Le développement économique, dans tous les pays, s’accompagne d’une homogénéisation globale. Une manière de vivre unique peut maintenant être reconnue dans des cultures différentes. Par exemple, faire ses courses dans un centre commercial à Dubaï, aux États-Unis, en Europe, et en Chine, peut se révéler être la même opération familière offrant des expériences dans l’espace similaires. Des vitrines brillantes présentent des produits attirants sous des lumières immaculées, prêts à être emportés par le prochain client. Les métros, accueillent, quels que soient les pays, une culture souterraine où l’on retrouve les mêmes travailleurs, musiciens, mendiants, et autres solliciteurs. Plus encore, les grandes enseignes de fast-foods comme KFC’s, Starbucks et McDonald’s, garantissent la même expérience quel que soit l’endroit où on se trouve. Mais qu’arrive-t-il alors aux traditions qui aident à définir la singularité de chaque culture ?
Li Hu se penche sur un aspect de la tradition chinoise spécifique au Guanzhong, dans la province de Shaanxi, en photographiant le Shehuo, une cérémonie célébrée depuis la dynastie Zhuo (1045-256 av. J.C.) et qui a survécu jusqu’à aujourd’hui. « She » est le Dieu de la Terre et « Huo » est le feu qui purifie du mal. Shehuo, la fête locale, est une célébration longue de quinze jours qui met en scène des esprits divins qui représentent différents personnages dans de nombreuses récits historiques. Les villageois se rassemblent pour prier ces dieux.
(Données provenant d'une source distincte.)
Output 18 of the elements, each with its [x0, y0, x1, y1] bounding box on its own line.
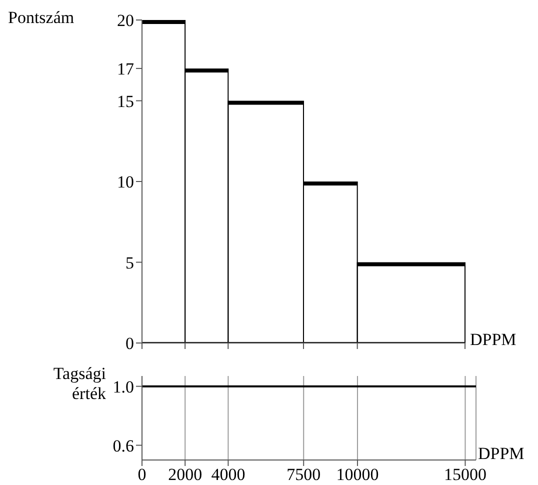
y-tick-label: 1.0 — [112, 377, 134, 396]
y-tick-label: 20 — [117, 11, 134, 30]
y-tick-label: 17 — [117, 59, 134, 78]
y-tick-label: 15 — [117, 92, 134, 111]
x-axis-title: DPPM — [478, 444, 524, 464]
x-tick-label: 4000 — [211, 465, 246, 484]
x-axis-title: DPPM — [470, 330, 516, 350]
y-axis-title: Pontszám — [8, 8, 76, 28]
x-tick-label: 7500 — [286, 465, 321, 484]
x-tick-label: 15000 — [444, 465, 486, 484]
y-axis-title: Tagsági érték — [52, 364, 106, 404]
x-tick-label: 10000 — [336, 465, 379, 484]
x-tick-label: 2000 — [168, 465, 202, 484]
x-tick-label: 0 — [138, 465, 146, 484]
y-tick-label: 0 — [126, 334, 134, 354]
y-tick-label: 10 — [117, 172, 134, 192]
y-tick-label: 0.6 — [112, 436, 134, 456]
y-tick-label: 5 — [126, 253, 134, 272]
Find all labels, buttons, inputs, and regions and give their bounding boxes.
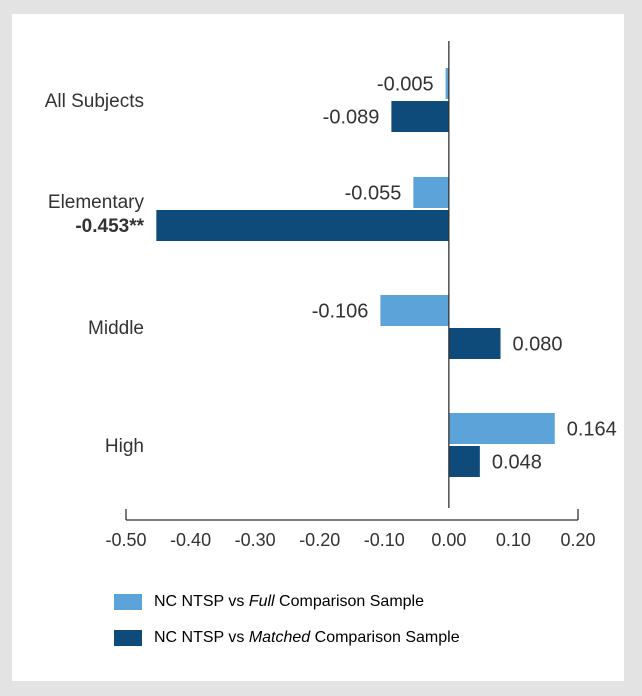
data-label-middle-series-1: -0.106 — [312, 301, 369, 323]
data-label-all-subjects-series-1: -0.005 — [377, 74, 434, 96]
category-annotation-elementary: -0.453** — [75, 216, 144, 237]
legend-swatch-matched — [114, 630, 142, 646]
bar-middle-series-2 — [448, 328, 501, 359]
category-label-high: High — [105, 436, 144, 457]
bar-chart: -0.005 -0.089 All Subjects -0.055 Elementary… — [45, 41, 617, 550]
x-tick-label: -0.40 — [170, 530, 211, 550]
bar-middle-series-1 — [380, 295, 449, 326]
bar-all-subjects-series-1 — [445, 68, 449, 99]
chart-panel: -0.005 -0.089 All Subjects -0.055 Elementary… — [12, 14, 624, 681]
legend-swatch-full — [114, 594, 142, 610]
x-tick-label: 0.10 — [496, 530, 531, 550]
legend-item-full: NC NTSP vs Full Comparison Sample — [114, 592, 460, 612]
bar-high-series-2 — [448, 446, 480, 477]
x-tick-label: 0.20 — [560, 530, 595, 550]
bar-all-subjects-series-2 — [391, 101, 449, 132]
x-tick-label: 0.00 — [431, 530, 466, 550]
data-label-high-series-2: 0.048 — [492, 452, 542, 474]
category-label-elementary: Elementary — [48, 192, 145, 213]
x-tick-label: -0.20 — [299, 530, 340, 550]
x-tick-label: -0.50 — [105, 530, 146, 550]
bar-elementary-series-1 — [413, 177, 449, 208]
data-label-elementary-series-1: -0.055 — [345, 183, 402, 205]
bar-elementary-series-2 — [156, 210, 449, 241]
legend: NC NTSP vs Full Comparison Sample NC NTS… — [114, 592, 460, 664]
legend-label-matched: NC NTSP vs Matched Comparison Sample — [154, 629, 460, 646]
data-label-high-series-1: 0.164 — [567, 419, 617, 441]
x-tick-label: -0.10 — [364, 530, 405, 550]
data-label-all-subjects-series-2: -0.089 — [323, 107, 380, 129]
legend-item-matched: NC NTSP vs Matched Comparison Sample — [114, 628, 460, 648]
bar-high-series-1 — [448, 413, 555, 444]
data-label-middle-series-2: 0.080 — [513, 334, 563, 356]
legend-label-full: NC NTSP vs Full Comparison Sample — [154, 593, 425, 610]
category-label-all-subjects: All Subjects — [45, 91, 144, 112]
category-label-middle: Middle — [88, 318, 144, 339]
x-tick-label: -0.30 — [235, 530, 276, 550]
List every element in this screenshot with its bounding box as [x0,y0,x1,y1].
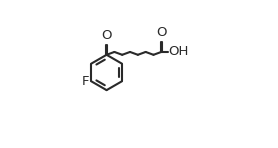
Text: O: O [101,29,112,42]
Text: O: O [156,26,167,39]
Text: F: F [82,75,89,88]
Text: OH: OH [169,45,189,58]
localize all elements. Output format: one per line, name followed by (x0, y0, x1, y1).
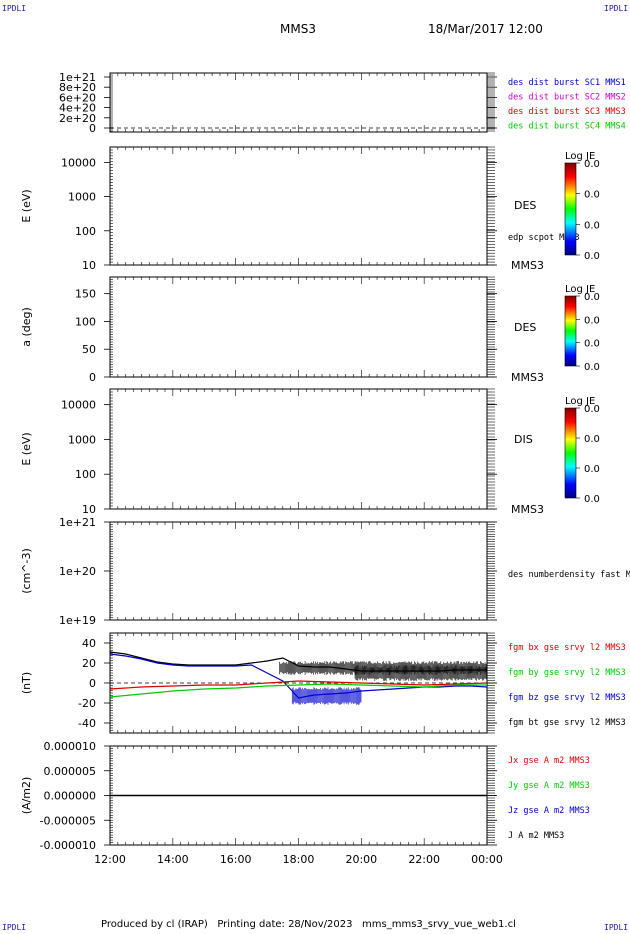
time-tick-label: 12:00 (94, 853, 126, 866)
y-axis-label: E (eV) (20, 189, 33, 222)
panel-frame (110, 147, 487, 265)
y-axis-label: (nT) (20, 672, 33, 694)
y-axis-label: (cm^-3) (20, 548, 33, 594)
y-tick-label: 40 (82, 637, 96, 650)
y-tick-label: 10 (82, 503, 96, 516)
panel-bottom-label: MMS3 (511, 259, 544, 272)
colorbar-value: 0.0 (584, 464, 600, 475)
y-tick-label: 0 (89, 122, 96, 135)
y-tick-label: 0.000000 (44, 790, 97, 803)
panel-frame (110, 522, 487, 620)
colorbar-value: 0.0 (584, 434, 600, 445)
y-tick-label: 100 (75, 468, 96, 481)
colorbar (565, 296, 576, 366)
y-tick-label: 150 (75, 288, 96, 301)
colorbar-value: 0.0 (584, 292, 600, 303)
y-tick-label: 0 (89, 677, 96, 690)
legend-entry: des dist burst SC2 MMS2 (508, 93, 626, 103)
time-tick-label: 00:00 (471, 853, 503, 866)
legend-entry: fgm bt gse srvy l2 MMS3 (508, 718, 626, 728)
panel-frame (110, 277, 487, 377)
colorbar-value: 0.0 (584, 494, 600, 505)
y-axis-label: (A/m2) (20, 777, 33, 815)
time-tick-label: 16:00 (220, 853, 252, 866)
colorbar (565, 163, 576, 255)
footer-text: Produced by cl (IRAP) Printing date: 28/… (101, 919, 516, 930)
time-tick-label: 18:00 (283, 853, 315, 866)
y-tick-label: -0.000005 (40, 814, 96, 827)
y-tick-label: 1e+19 (59, 614, 96, 627)
colorbar-value: 0.0 (584, 251, 600, 262)
legend-entry: Jy gse A m2 MMS3 (508, 781, 590, 791)
plot-canvas: 1e+218e+206e+204e+202e+200des dist burst… (0, 0, 630, 934)
y-tick-label: -40 (78, 717, 96, 730)
colorbar-value: 0.0 (584, 220, 600, 231)
y-tick-label: 1000 (68, 191, 96, 204)
legend-entry: des dist burst SC4 MMS4 (508, 122, 626, 132)
panel-species-label: DES (514, 321, 536, 334)
y-tick-label: 10000 (61, 399, 96, 412)
y-axis-label: a (deg) (20, 307, 33, 347)
y-tick-label: 10 (82, 259, 96, 272)
legend-entry: fgm bx gse srvy l2 MMS3 (508, 643, 626, 653)
colorbar (565, 408, 576, 498)
time-tick-label: 22:00 (408, 853, 440, 866)
colorbar-value: 0.0 (584, 404, 600, 415)
y-tick-label: -20 (78, 697, 96, 710)
legend-entry: des dist burst SC1 MMS1 (508, 78, 626, 88)
panel-frame (110, 73, 487, 132)
y-tick-label: 0 (89, 371, 96, 384)
y-tick-label: -0.000010 (40, 839, 96, 852)
y-tick-label: 20 (82, 657, 96, 670)
time-tick-label: 14:00 (157, 853, 189, 866)
legend-entry: J A m2 MMS3 (508, 831, 564, 841)
y-tick-label: 100 (75, 225, 96, 238)
y-tick-label: 50 (82, 343, 96, 356)
y-tick-label: 0.000005 (44, 765, 97, 778)
legend-entry: des dist burst SC3 MMS3 (508, 107, 626, 117)
panel-frame (110, 389, 487, 509)
legend-entry: Jz gse A m2 MMS3 (508, 806, 590, 816)
legend-entry: des numberdensity fast M (508, 570, 630, 580)
legend-entry: fgm by gse srvy l2 MMS3 (508, 668, 626, 678)
panel-species-label: DIS (514, 433, 533, 446)
colorbar-value: 0.0 (584, 315, 600, 326)
panel-bottom-label: MMS3 (511, 371, 544, 384)
legend-entry: fgm bz gse srvy l2 MMS3 (508, 693, 626, 703)
y-tick-label: 0.000010 (44, 740, 97, 753)
colorbar-value: 0.0 (584, 190, 600, 201)
colorbar-value: 0.0 (584, 339, 600, 350)
colorbar-value: 0.0 (584, 362, 600, 373)
y-tick-label: 1e+20 (59, 565, 96, 578)
panel-species-label: DES (514, 199, 536, 212)
y-tick-label: 10000 (61, 156, 96, 169)
time-tick-label: 20:00 (345, 853, 377, 866)
panel-bottom-label: MMS3 (511, 503, 544, 516)
y-tick-label: 100 (75, 315, 96, 328)
legend-entry: Jx gse A m2 MMS3 (508, 756, 590, 766)
colorbar-value: 0.0 (584, 159, 600, 170)
y-axis-label: E (eV) (20, 432, 33, 465)
y-tick-label: 1000 (68, 433, 96, 446)
y-tick-label: 1e+21 (59, 516, 96, 529)
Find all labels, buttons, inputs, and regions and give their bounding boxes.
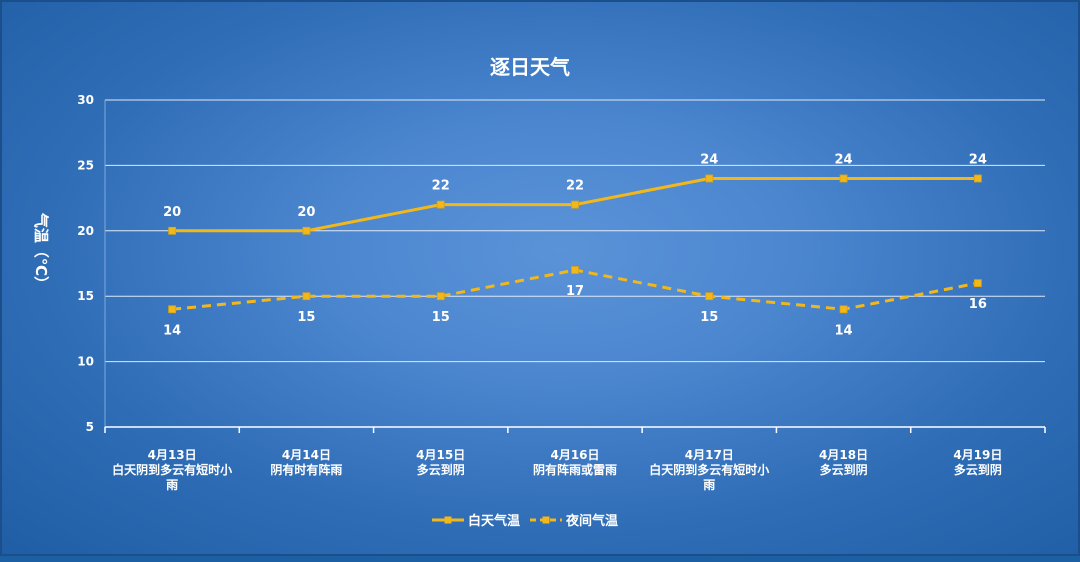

Ils offrent des sacrifices pour obtenir la fin de leurs problèmes et un futur prospère.
Comment a été créé Backwards – Backwards et pourquoi ?
Je suis allé dans le Shaanxi pour une conférence sur la photographie et j’ai entendu parler de la tradition du Shehuo, une cérémonie du jour de l’an célébrée depuis plus de 2000 ans. C’est une fête traditionnelle circonscrite exclusivement à la région de Longxian au cœur de la province du Shaanxi.
Des jeunes de la région sont choisis pour s’habiller comme les esprits divins, chacun ayant un nom et un trait de caractère spécifiques. La fête commence par une réunion au temple local où on joue de la musique. Après cela, les esprits visitent les maisons des habitants pour continuer la cérémonie du feu.
Parce que les artistes sont connus des gens de la région et doivent assurer une représentation de qualité, il est très important pour eux de s’assurer que leur maquillage et leurs costumes sont parfaits. Le maquillage est difficile à appliquer. Les anciens professionnels ont la technique pour le faire correctement, et ils l’apprennent à la nouvelle génération. Cependant, la panoplie de talents requis pour cet exercice n’est plus la même pour les jeunes. Il y a un homme, d’environ 60 ans, qui est le seul maquilleur traditionnel qui reste dans son village. Les costumes sont aussi difficiles à fabriquer et à remplacer, parce que leur confection est trop élaborée. La tradition change et disparaît avec le temps.
Je me suis concentré spécifiquement sur le travail des artistes qui donnaient forme humaine à ces esprits divins. Je voulais tous les détails des costumes, c’est pourquoi j’ai pris chacun de face et de dos. Et il m’a fallu deux voyages jusqu’à ce village pour faire cette série.
Pourquoi avez-vous appelé ce projet Backwards –Backwards?
Le propos de cette série était d’abord de rendre compte de cette tradition, et ensuite de la mettre en perspective par rapport à la mode. De nos jours, les Chinois cherchent la confection de qualité à l’ouest parce qu’ils considèrent que c’est là qu’elle se trouve. Cependant, si vous regardez en arrière, vers ce qu’était l’art du vêtement en Chine, intimement lié à ses valeurs et à ses traditions, la qualité est remarquable et originale. Même si les gens vont de l’avant, je veux qu’ils fassent cet effort de regarder en arrière pour que nos traditions soient appréciées et célébrées et pas perdues dans le passé.